Crowdfunded shares will be open to any investor regardless of their income or net worth. Those who buy stock will have to hold it for at least one year before trying to sell. Under the rules, crowdfunding must be done online through a broker or funding portal that provides financial information about the companies and discloses how much money it makes for selling the shares.
WEALTH THRESHOLDS
People whose income or net worth is less than $100,000 would be limited to investing a maximum of $5,000 annually. Investors with income and net worth greater than $100,000 could contribute as much as 10% of their annual income or net worth, up to a maximum of $100,000 in one year. The restrictions are intended to limit the downside for shareholders who take stakes in riskier companies that provide less information to investors than public companies.

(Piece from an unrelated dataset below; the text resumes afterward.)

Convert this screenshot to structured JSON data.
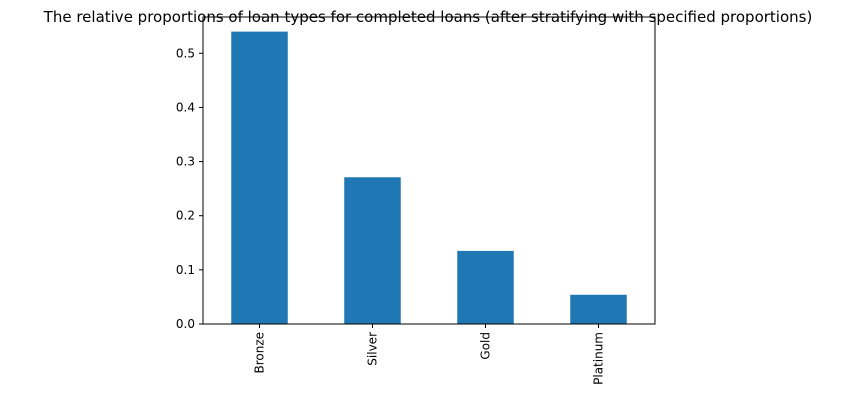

(More: Adviser running for Congress wants to protect Dodd-Frank reforms)
The investment limitations are slightly more strict than what the SEC outlined in its 2013 proposal and drew a stern objection from Republican Commissioner Michael Piwowar.
“Even if you are Warren Buffett or Bill Gates, you are limited to investing no more than $100,000 during any 12-month period,” said Mr. Piwowar, who voted against the rule. “While crowdfunding was intended to be a treat for the smallest and least sophisticated companies seeking to raise capital, today’s rules are full of tricks.”
Mr. Piwowar also dissented from a proposed rule, passed on a 3-1 vote at the same meeting, that would loosen restrictions on stock offerings sold to residents of a single state. The changes would make it easier for companies to conduct local crowdfunding campaigns without SEC oversight. The proposal will be open to public comment for 60 days.
Businesses would be limited to raising $5 million under the proposal, and the deals would be overseen by state regulators. Mr. Piwowar objected to a $5 million cap on fundraising.
“This is the majority of the commission telling the state legislatures and state securities regulators that they have no confidence in your willingness and ability to protect residents in your own states,” he said.